Kruger is moving to defensive end this year, playing at an increased weight of about 290 pounds compared to a leaner 275 that he played at linebacker last season. He'll play the five-technique and add to a rotation on the defensive line, where he'll be expected to both plug the run and rush the quarterback.
But any way you slice it, Kruger has to start making plays this year or risk making himself a rare Ozzie Newsome draft bust.
The Ravens struggled to find stability at the Jack inside linebacker position opposite Ray Lewis, which had been filled for so long by Bart Scott. By the end of the year, however, Ellerbe seemed like the guy who had won the job—not so much by making plays, but by default.
Well, friend, you don't hold starting jobs on this defense through the absence of competition, and you'd better expect the Ravens to be looking for improvement at this position.
Ellerbe's position is often assigned "dirty work," so he isn't always in position to make plays, but the Ravens expect more plays when he is put in position to do so this year.
I know Suggs hates to talk about his contract, but the fact is he signed a $63 million extension with $38 million guaranteed.
The Ravens were right to give franchise-type money to Suggs, but you never know how someone is going to react when they get their first big contract. Thanks in part to injury, which admittedly hindered Suggs's play, the guy turned in a clunker last season, putting up a very pedestrian 4.5 sacks.
For what he's getting paid, Suggs should be in the conversation for Defensive Player of the Year, or at absolute minimum, getting double digit sacks—probably closer to 12 or 13. Suggs isn't hiding from the fact that he had a crappy year last season, to his credit. But if the Ravens are going to make a Super Bowl run, Suggs's revitalization needs to happen NOW.
I'm one of those people who assumes that Anquan Boldin will continue to play at a Pro Bowl level despite a change of scenery and that Derrick Mason is very much a viable No. 2 option, even at this late stage of his career.
I'm also one of those people who feels like the Ravens have two very talented swing tackles—Michael Oher and Jared Gaither—who can play on either side of the offensive line. Finally, I'm pretty sure that there isn't a football fan anywhere who would deny that Ray Rice isn't one of the top running backs in the NFL.

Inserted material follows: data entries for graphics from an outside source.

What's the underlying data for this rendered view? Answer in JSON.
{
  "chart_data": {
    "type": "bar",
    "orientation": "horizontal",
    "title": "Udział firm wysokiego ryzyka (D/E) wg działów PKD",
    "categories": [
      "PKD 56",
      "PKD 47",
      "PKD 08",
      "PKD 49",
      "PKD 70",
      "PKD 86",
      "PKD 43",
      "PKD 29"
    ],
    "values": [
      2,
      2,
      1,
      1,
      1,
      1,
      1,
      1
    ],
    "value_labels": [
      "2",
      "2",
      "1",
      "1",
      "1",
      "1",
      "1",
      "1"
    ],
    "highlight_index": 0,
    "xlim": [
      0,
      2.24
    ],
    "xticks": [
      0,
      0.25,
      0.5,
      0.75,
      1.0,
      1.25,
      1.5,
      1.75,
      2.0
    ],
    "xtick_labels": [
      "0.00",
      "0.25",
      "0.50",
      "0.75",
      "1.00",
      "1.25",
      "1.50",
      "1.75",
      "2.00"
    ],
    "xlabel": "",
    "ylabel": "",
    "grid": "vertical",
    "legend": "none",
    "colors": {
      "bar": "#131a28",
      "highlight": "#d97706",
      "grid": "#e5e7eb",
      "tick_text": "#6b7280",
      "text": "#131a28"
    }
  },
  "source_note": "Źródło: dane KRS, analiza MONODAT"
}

In other words, Joe Flacco's supporting cast is all-world. There is a very select group of teams with clearly superior talent on the offensive side as the Ravens—the Colts, the Saints, and... that might be it (some other teams are very close to the Ravens but aren't indisputably better).
Flacco played well enough as a rookie to go to the AFC title game, and improved in his sophomore season. But at some point, a GM can only surround a player with so much talent—the player himself has to make it all go. While I'm optimistic that he can, there remain doubts as to whether "Joe Cool" can be a truly elite NFL quarterback.
That's all folks, hope you enjoyed it!